The Relationship You Build with Teachers Matters for Your Child
When parents and preschool teachers genuinely trust one another, children feel it. The environment between home and school becomes consistent — children do not have to navigate two separate worlds with conflicting messages and expectations. That consistency is not a small thing. For young children, it is one of the most stabilizing conditions that exists.

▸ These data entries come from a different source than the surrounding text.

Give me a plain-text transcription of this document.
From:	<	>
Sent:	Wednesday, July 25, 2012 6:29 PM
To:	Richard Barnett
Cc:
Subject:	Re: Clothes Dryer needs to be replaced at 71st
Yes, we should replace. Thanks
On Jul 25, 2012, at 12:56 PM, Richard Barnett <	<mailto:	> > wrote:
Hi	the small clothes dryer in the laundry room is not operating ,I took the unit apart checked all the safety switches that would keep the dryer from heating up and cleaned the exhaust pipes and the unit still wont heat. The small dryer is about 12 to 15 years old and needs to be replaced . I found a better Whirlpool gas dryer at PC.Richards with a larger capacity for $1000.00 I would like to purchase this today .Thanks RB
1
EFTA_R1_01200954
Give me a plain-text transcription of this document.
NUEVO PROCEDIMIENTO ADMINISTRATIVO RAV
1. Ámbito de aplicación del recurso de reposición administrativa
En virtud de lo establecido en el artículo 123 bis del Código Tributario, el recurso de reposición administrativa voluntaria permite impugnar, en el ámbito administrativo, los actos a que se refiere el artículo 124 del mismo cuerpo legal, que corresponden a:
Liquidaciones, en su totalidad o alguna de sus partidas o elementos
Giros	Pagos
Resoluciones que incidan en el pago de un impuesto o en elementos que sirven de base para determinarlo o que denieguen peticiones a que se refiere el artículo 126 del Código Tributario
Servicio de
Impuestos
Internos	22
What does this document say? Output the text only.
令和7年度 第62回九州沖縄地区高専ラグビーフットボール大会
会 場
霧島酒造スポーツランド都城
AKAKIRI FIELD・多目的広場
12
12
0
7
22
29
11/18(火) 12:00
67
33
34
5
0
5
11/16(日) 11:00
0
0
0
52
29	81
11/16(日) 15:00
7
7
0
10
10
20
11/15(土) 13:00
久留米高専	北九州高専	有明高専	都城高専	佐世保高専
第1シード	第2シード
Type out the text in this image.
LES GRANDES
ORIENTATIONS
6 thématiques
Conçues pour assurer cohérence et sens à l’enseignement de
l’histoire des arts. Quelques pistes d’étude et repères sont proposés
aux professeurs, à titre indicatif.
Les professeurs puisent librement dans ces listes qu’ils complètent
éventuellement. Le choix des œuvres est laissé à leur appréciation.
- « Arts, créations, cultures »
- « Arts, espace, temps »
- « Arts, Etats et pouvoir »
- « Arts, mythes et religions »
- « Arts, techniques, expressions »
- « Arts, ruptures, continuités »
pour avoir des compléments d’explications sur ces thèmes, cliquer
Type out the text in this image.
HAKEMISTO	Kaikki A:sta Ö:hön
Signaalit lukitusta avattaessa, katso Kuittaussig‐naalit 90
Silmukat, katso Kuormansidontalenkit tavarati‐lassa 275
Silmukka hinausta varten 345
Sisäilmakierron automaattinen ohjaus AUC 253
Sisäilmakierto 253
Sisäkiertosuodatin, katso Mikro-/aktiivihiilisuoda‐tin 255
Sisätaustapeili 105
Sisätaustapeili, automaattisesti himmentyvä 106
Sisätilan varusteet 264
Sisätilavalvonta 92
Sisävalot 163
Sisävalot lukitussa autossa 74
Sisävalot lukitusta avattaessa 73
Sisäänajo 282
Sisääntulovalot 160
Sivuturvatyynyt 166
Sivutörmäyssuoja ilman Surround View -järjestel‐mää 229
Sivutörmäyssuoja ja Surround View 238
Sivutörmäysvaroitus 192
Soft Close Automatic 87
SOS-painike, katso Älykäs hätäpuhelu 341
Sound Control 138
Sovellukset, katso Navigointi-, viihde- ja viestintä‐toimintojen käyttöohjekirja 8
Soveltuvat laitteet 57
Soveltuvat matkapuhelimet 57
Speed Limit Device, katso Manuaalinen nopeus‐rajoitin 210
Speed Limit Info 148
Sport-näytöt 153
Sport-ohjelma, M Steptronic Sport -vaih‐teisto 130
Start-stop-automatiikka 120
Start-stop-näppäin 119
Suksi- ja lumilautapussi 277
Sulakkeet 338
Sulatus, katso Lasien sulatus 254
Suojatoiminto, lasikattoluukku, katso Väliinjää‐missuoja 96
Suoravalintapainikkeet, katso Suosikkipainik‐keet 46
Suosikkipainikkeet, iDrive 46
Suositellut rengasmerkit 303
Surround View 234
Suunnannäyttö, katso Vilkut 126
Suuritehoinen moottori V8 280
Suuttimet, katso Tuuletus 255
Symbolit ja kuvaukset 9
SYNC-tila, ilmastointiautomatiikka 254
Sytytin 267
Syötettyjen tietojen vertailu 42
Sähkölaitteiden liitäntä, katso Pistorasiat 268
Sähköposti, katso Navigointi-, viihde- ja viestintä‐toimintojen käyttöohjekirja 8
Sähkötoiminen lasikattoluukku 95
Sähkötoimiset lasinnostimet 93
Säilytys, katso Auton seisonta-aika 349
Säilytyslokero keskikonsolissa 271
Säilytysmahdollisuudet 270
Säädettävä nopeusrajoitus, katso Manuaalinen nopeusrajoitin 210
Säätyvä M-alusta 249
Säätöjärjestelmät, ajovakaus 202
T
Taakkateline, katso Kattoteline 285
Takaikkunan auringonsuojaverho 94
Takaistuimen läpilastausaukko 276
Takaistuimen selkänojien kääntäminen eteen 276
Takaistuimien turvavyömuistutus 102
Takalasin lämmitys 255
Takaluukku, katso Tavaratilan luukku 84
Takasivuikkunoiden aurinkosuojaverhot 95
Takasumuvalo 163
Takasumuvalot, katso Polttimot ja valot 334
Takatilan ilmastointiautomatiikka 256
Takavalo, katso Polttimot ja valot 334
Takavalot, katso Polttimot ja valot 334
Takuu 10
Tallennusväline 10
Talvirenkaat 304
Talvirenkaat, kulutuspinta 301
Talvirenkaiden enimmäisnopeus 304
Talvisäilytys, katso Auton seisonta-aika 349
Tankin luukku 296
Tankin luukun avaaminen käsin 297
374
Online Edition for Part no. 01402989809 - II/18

What Trust Between Parents and Teachers Actually Requires
Trust in this context is not about liking each other, though that helps. It is about a shared understanding of the child, open and honest communication, and mutual respect for each other's role. For that to develop:
- Teachers need to be willing to communicate the real picture — not just the highlights, but the struggles, too
- Parents need to feel welcome to ask questions without being made to feel anxious or intrusive
- Both sides need to assume good intent from the other rather than defaulting to defensiveness
- There needs to be a clear channel for communication that is proactive rather than reactive
How to Start the Relationship Well
The beginning of the school year — or the beginning of enrollment for a new family — is the most important window for building this relationship. Share what your child needs. Tell teachers what your mornings are like, what tends to be hard, what brings your child comfort. Teachers who have that information can care for your child more precisely. That specificity is what makes the difference between a teacher who knows a child and one who is simply supervising them.
When Something Goes Wrong
Every good relationship is tested at some point. A child has a hard week. There is a miscommunication about something that happened during the day. How the school responds in those moments — whether teachers approach it with openness or defensiveness, whether the resolution feels like a genuine repair — tells you more about the school's culture than anything else.
At The Academy at Craig Ranch, we believe the family-school relationship is part of how we care for children. We are not simply a service you purchase. We are a community you join, and that community is built on honest, ongoing connection.